Beaches, Lighthouses, and Shipwrecks REVIEWING The Prince of Mist

Welcome to The Real World According To Sam! Today is another Halloween post, reviewing a YA fantasy horror novel I've been meaning to read. Let's get into it!

The Prince of Mist

Author: Carlos Ruiz Zafón (Translated by Lucia Graves)
Genre: YA Horror Mystery
Year: 1993 (translated 2010)

The Prince of Mist


A mysterious house harbors an unimaginable secret...

It's wartime, and the Carver family decides to leave the capital where they live and move to a small coastal village where they've recently bought a home. But from the minute they cross the threshold, strange things begin to happen. In that mysterious house there still lurks the spirit of Jacob, the previous owners' son, who died by drowning.

With the help of their new friend Roland, Max and Alicia Carver begin to explore the suspicious circumstances of that death and discover the existence of a mysterious being called The Prince of Mist -- a diabolical character who has returned from the shadows to collect on a debt from the past. Soon the three friends find themselves caught up in an adventure of sunken ships and an enchanted stone garden, which will change their lives forever.


This is a book I stumbled across at a Friends of the Library store a very long time ago. It's labeled as an Advanced Reader Copy, so I won't quote from it at all. That being said, it took me a long time to actually get around to reading this. This book was originally written and published in Spanish, back in 1993. Eventually it received an English translation and the copy I have is from 2010. 

Carlos Ruiz Zafón was a novelist from Barcelona, Spain. His works are known for having a Gothic vibe to them in their settings and I was very excited to read a book from a Spanish author. I read a lot of British writers and I've read a bit of French or Irish, but not Spanish. The writer of the Geronimo Stilton children's book series lives in Italy, and I have read several Canadian authors. I have read a book by a Chilean author, a book of African poetry compiled by a German professor, and several manga volumes from Japan. However, until now, I had never read a book by a writer from Spain. I think this was a really good one to start with too. It definitely gives off a completely different vibe from every other book I have read before. 

The Prince of Mist is a book that follows a family moving into a new house, in a new place. They move into a small town, that is always referred to as, "the town." The town has a lighthouse and a beach, and lots of history to it that is slowly unveiled as the mystery thickens. The main character is Max Carver. He has two sisters, Alicia and Irina. The book begins with them arriving to the town by train. Max's father is a watchmaker and he plans to do his craft in this new town. The family isn't too excited about moving, and eventually, mysterious things begin to happen. Max must figure out what is happening and why, before his family winds up getting hurt. He must unravel the secrets that his house, and some parts of the town, are hiding. 
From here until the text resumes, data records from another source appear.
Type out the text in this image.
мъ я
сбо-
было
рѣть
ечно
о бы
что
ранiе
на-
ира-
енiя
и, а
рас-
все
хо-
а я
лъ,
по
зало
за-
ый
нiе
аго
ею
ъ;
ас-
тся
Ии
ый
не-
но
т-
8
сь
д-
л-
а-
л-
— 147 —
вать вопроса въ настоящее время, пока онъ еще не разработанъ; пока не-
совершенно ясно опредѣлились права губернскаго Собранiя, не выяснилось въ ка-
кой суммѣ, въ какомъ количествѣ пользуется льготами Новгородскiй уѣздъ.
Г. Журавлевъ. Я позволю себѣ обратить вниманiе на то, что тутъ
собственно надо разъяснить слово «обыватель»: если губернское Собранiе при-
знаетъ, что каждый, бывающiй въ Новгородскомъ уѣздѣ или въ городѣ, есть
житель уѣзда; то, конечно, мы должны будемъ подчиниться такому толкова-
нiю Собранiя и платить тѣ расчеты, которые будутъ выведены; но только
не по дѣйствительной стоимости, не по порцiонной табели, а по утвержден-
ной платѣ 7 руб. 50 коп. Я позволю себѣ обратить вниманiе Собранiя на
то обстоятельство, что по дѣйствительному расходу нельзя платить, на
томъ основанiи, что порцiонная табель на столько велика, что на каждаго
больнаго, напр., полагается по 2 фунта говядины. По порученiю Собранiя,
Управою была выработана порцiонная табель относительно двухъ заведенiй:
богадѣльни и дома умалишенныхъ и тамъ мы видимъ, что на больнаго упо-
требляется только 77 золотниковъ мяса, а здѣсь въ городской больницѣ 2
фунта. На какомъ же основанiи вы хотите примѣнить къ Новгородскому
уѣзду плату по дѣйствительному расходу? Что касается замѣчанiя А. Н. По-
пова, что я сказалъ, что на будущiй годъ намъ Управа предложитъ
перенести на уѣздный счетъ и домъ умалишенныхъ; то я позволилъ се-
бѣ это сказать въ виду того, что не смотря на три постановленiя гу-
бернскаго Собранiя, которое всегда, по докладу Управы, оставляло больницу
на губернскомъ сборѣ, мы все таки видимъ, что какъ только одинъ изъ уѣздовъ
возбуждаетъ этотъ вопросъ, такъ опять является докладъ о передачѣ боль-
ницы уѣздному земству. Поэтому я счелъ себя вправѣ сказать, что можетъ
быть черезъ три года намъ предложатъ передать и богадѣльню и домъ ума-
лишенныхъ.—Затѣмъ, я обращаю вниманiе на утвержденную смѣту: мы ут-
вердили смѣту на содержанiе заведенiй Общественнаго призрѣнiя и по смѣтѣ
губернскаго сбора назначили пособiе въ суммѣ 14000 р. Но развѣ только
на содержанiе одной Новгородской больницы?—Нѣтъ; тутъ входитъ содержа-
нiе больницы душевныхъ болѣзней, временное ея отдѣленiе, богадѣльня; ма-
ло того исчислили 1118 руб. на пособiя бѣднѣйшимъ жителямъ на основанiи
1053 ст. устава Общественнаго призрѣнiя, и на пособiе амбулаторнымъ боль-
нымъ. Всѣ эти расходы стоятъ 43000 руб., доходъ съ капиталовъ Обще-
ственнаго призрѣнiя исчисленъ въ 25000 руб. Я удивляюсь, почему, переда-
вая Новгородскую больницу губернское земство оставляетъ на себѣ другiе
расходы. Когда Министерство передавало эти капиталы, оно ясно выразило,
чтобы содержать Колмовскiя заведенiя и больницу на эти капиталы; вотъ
At no point, even after reading the blurb, was I able to fully pin down where this story was heading. When I first started, I had one idea of where things were going, but partway through, this shifted entirely and by the end, the story was an entirely different one than I thought. I actually really liked this aspect. I have driven my sister crazy with my ability to predict movies and books, to the point where she purposely tries to throw me off track if she has experienced it before me. This one continually had layers to peel back that changed what I thought was going to happen and how things would be resolved. I like when books take a different route in their story telling and refuse to give you all the pieces too quickly. This isn't a detective fiction book. It doesn't need to give me a chance to solve it. It is a fantasy horror with mysterious, paranormal elements. It needs to take me for a ride and throw twists at me. This book succeeds at doing exactly that.  

The thing that I liked best about this book was the setting and tone used to tell the story. It definitely gives off Gothic vibes, without going over the top. It wasn't a super scary book from my perspective, but there were definitely eerie and creepy elements. It takes place in 1943, while World War II is happening in Europe. A local boy that Max and his sister meet might be going off to war at the end of the summer. This boy, Roland, becomes friends with Max and Alicia and they spend the summer together. Roland likes to go diving at a nearby shipwreck and he is the grandson of the lighthouse keeper. The beach setting makes things feel very breezy, while the unraveling story and the house Max now lives in, create a grim shadow underneath it all. The contrast is very intriguing. This book is not about the war and the war doesn't play a lot into it, but it helps to set the time period in terms of a young male's potential future and the desire to have fun before everything changes. However, the mystery and creepiness seek to undermine all the fun that summers usually bring. 

This book kept throwing me off its plot trail and kept taking new turns. The tone and setting were very different from anything I have read before. It definitely fit into an overall Halloween themed read and I am glad to have read it. The characters were all interesting and I was invested in the story. I give The Prince of Mist a Lone Star rating of ✯✯. I would recommend this for anyone wanting to read something new and different from their usual Halloween/horror fare.  If whispering voices, a creepy statue garden, a shipwreck, and a backwards running clock in town sound interesting, take a dive into this book. I also recommend it if you want to expand your reading to experience new voices from other countries.

Thanks for reading another review here at The Real World According To Sam. I'll see you at the next review!